The French presidential election has highlighted once more the country’s deeply entrenched traditional left-right political cleavages – and their increasing tension between globalism and the national interest.
In the first round of voting in late April, the French people were almost equally split between Emmanuel Macron, with his centre-left rhetoric about openness and a proactive take on the challenges of globalisation, and the far-right candidate Marine Le Pen, who has focused on “returning” to a national security framework.
In a divided nation, migration and asylum issues have come to epitomise France’s political tensions and to reflect the critical decisions that will face its next president.
Should France stay faithful to its integrative civic spirit, to its jus soli principle, to generously upholding the right to asylum?
Or should French citizens protect themselves from both newcomers (labour migrants, asylum seekers, and the like) and marginalised insiders (second-generation youth drawn to radicalisation)?
This is the choice voters will face in the May 7 run-off.
No easy way
There is no-one-size-fits-all solution to this dilemma, though in coming days both Macron and Le Pen will likely try to convince their constituents that there is.
France has embarked on a bumpy road that’s fraught with uncertainty. But there is no going back to some frame of national cultural, territorial and political security: such surety has never existed, in France or anywhere else.
France has a strong concept of voluntary citizenship, meaning that those who abide by French civic culture can become legal citizens through a relatively smooth and transparent naturalisation path. Nationhood there is a “daily plebiscite”, as the French historian Ernest Renan put it in 1882. As a result, the assimilation paradigm is strong.
French Republican principles have come into question on a few occasions over the past 30 years. In 1989, the affaire du foulard first challenged the Republican tradition of laïcité, with a protracted and bitter debate and negotiation over whether French Muslim girls could attend public school wearing headscarves (foulards).
That polemic ended with a 2004 law banning ostentatious religious symbols from schools. The foulard and the hijab were thus established as violating the principle of secular education.
A fierce controversy also arose in late 2015 when President François Hollande brought to the National Assembly the Déchéance de Nationalité bill), suggesting that French nationals who are found guilty of terrorism and also hold citizenship in another country could lose their French citizenship, even if they were born in France.

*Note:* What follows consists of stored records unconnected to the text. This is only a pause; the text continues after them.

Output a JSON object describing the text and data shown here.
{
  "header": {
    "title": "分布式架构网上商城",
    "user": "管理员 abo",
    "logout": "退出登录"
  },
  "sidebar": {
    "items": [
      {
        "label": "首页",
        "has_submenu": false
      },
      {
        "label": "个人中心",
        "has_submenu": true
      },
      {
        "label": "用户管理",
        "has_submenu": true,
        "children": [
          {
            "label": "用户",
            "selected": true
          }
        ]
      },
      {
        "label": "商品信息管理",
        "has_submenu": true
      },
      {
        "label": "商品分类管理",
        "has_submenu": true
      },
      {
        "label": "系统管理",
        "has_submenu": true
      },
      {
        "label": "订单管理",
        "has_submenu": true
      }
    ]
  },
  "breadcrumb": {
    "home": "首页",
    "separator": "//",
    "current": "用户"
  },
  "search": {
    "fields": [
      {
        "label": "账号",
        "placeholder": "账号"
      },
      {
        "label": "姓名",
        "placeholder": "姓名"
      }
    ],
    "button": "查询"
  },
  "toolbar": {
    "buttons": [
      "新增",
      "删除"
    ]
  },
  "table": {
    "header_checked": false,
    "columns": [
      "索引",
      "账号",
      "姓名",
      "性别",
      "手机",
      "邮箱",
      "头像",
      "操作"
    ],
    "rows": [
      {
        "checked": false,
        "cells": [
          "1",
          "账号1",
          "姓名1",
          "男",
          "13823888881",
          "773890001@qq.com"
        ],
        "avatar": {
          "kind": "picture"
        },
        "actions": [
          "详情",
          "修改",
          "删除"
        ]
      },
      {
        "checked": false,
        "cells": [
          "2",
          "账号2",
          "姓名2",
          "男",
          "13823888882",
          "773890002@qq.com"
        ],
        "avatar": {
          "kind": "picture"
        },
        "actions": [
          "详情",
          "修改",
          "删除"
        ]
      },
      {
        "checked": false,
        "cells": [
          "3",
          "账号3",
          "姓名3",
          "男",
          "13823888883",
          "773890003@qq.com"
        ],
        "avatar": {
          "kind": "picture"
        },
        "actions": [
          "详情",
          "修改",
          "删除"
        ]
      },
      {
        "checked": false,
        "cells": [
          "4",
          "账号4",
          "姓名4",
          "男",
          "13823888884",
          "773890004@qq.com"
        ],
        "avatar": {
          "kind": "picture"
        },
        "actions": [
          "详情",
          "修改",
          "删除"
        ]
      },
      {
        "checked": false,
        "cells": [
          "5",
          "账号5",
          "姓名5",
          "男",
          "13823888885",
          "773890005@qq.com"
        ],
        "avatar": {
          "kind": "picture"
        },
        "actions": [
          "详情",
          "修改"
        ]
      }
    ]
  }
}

The bill was not passed.
In both of these cases, French Republican traditions won out over fear, uncertainty and a desire to close borders.
Today, the debate is more complex. Any disagreement about border control, asylum management and French citizenship are intertwined with European policies on asylum and the Schengen Treaty.
They challenge France’s overall commitment to a united, pluralistic Europe.
Integration versus isolation
The two presidential contenders have very different ideas about how to address these issues.
Emmanuel Macron believes in controlling France’s border in cooperation with the EU bloc by reinforcing the role of the newly created European Border and Coast Guard.
He has also avowed respect for international legal obligations on the rights of migrants, including family reunification and asylum, while pointing to the need to digitise management of the asylum system that would speed up interviews, processing, verification and communication.
Macron plays down the question of citizenship, which he feels does not need to change.
Le Pen, in contrast, opts for “taking back control” over the national economy, citizenship and over the country’s borders, much as the pro-Brexit and Trump campaigns did in 2016.
Le Pen has promised to scrap jus soli citizenship and decrease the annual quota for net migration into France from 210,000 to 10,000. This number would include permits for migrants in France to reunite with a spouse or children who are not EU citizens.
She also proposes to allow asylum applications only at French consulates abroad instead of those located in the country (though it is unclear how French consulates could cope with such a task) and would opt for abandoning the Schengen Treaty, thus re-establishing full French control over national borders.
The cost of exclusion
For Le Pen, “taking back control” includes abolishing the national health program, which provides emergency medical coverage for undocumented migrants and rejected asylum seekers.
This is a very dangerous idea.
The experience of the Calais refugee camp in the north of France shows that a lack of national solidarity and support has a very high human, social and, ultimately, material cost.
Until it was destroyed in 2016, the “Calais Jungle” temporarily housed several thousand undocumented migrants and asylum seekers waiting to cross the English Channel and enter the United Kingdom. The living conditions there, right in the middle of Europe, were inhumane, with women and boys often suffering abuse.
The situation was so bad that most migrants could not benefit from France’s emergency health care; they only had access to health services provided by volunteers. Just living in the camp engendered significant mental and physical hazards.
There are good reasons to believe that trust will prevail over fear at the second round of the French presidential election.
Brexit is teaching the British voters the hard way that integration with Europe and the world – in trade as in migration – is more efficient and more realistic than isolationism.
That lesson is also true for French values.